Reed’s near-legendary reputation may have to do in part with the simple fact that her career began with such an accomplished story more than a half century ago, but it has more to do with how she has continued to produce such stories with astonishing regularity ever since, never quite falling into any particular genre but never quite getting trapped by mainstream literary fashions such as the quotidian moment-of-truth tradition that Chabon describes. She has never stopped being a bit of a rebel with a unique and sometimes quirky voice, and this may occasionally have landed her in the interstices between various fictional categories (the term she uses for herself, and possibly invented, is
trans-genred
). It was probably to her advantage that some of the most visionary editors in science fiction in the 1960s and 1970s were actively on the prowl for such distinctive voices—not only Anthony Boucher, Robert Mills, and Avram Davidson at
The Magazine of Fantasy and Science Fiction
, but Michael Moorcock at
New Worlds
, Damon Knight in his series of
Orbit
original anthologies, Harry Harrison in
Nova
, and others.
Reed’s mordantly satiric and sharply funny take on beauty pageants “In Behalf of the Product,” with its devastating final line, was written for an anthology edited by Thomas M. Disch, a writer whose acerbic sensibility and finely tuned prose sometimes resembled Reed’s. He must have found the story
absolutely delicious, because up until then no one would have expected a dystopian tale about beauty queens, just as no one expects the Spanish Inquisition. But story after Reed story comes blustering into the room like those Monty Python characters, frequently offering the same sort of ominous-but-absurd comic edge. For a while in the 1960s this sort of thing was called Black Humor, another movement in which Reed both does and doesn’t belong.

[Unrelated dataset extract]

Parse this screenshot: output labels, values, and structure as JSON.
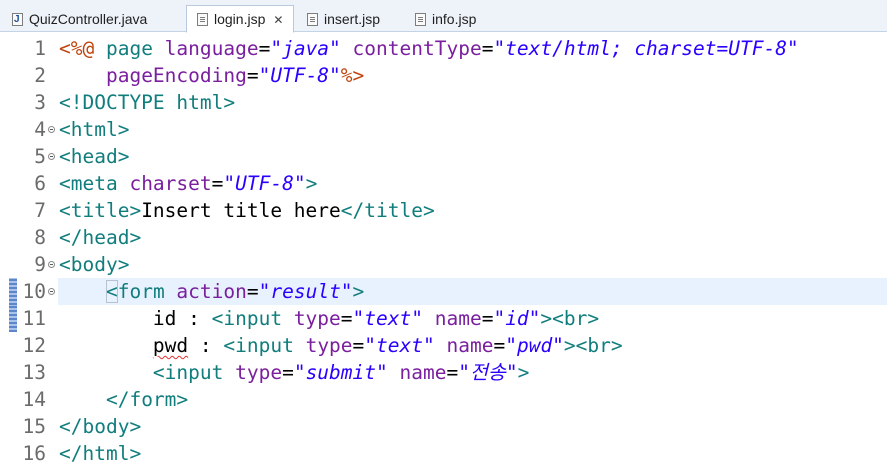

Even some of her more recent stories take such delirious riffs on popular culture and current events that parts of them would hardly be out of place in stand-up comedy. The Sultan of Brunei buys a bankrupt Yankee Stadium in “Grand Opening” (after Americans finally came to realize that baseball is boring) and turns it into a gigantic mall whose grand opening features a ritualized tribute baseball game with an aging Salman Rushdie throwing out the first pitch while being stalked by an equally ancient assassin, apparently the only one who didn’t get the memo about the
fatwah
being over. “On the Penal Colony” similarly rams together wildly disparate elements such as ill-conceived correctional systems and tacky historical reenactment tourist traps, with nods to both H. P. Lovecraft and the Kafka story whose title it nearly borrows: here, prisoners are sentenced to serve as historical actors in a Salem-like historical village called Arkham, though some particularly gruesome punishments are part of the system as well. “High Rise High,” one of her most famous stories, borrows elements of every school-rebellion move ever made, from
Zero for Conduct
to
Rock ’n’ Roll High School
, with elements of
Escape from New York
thrown in: the school of the title is essentially a maximum security prison sealed from the outside world in order to let intransigent students run wild apart from society—until they start in on hostages, kidnappings, and raids into local neighborhoods.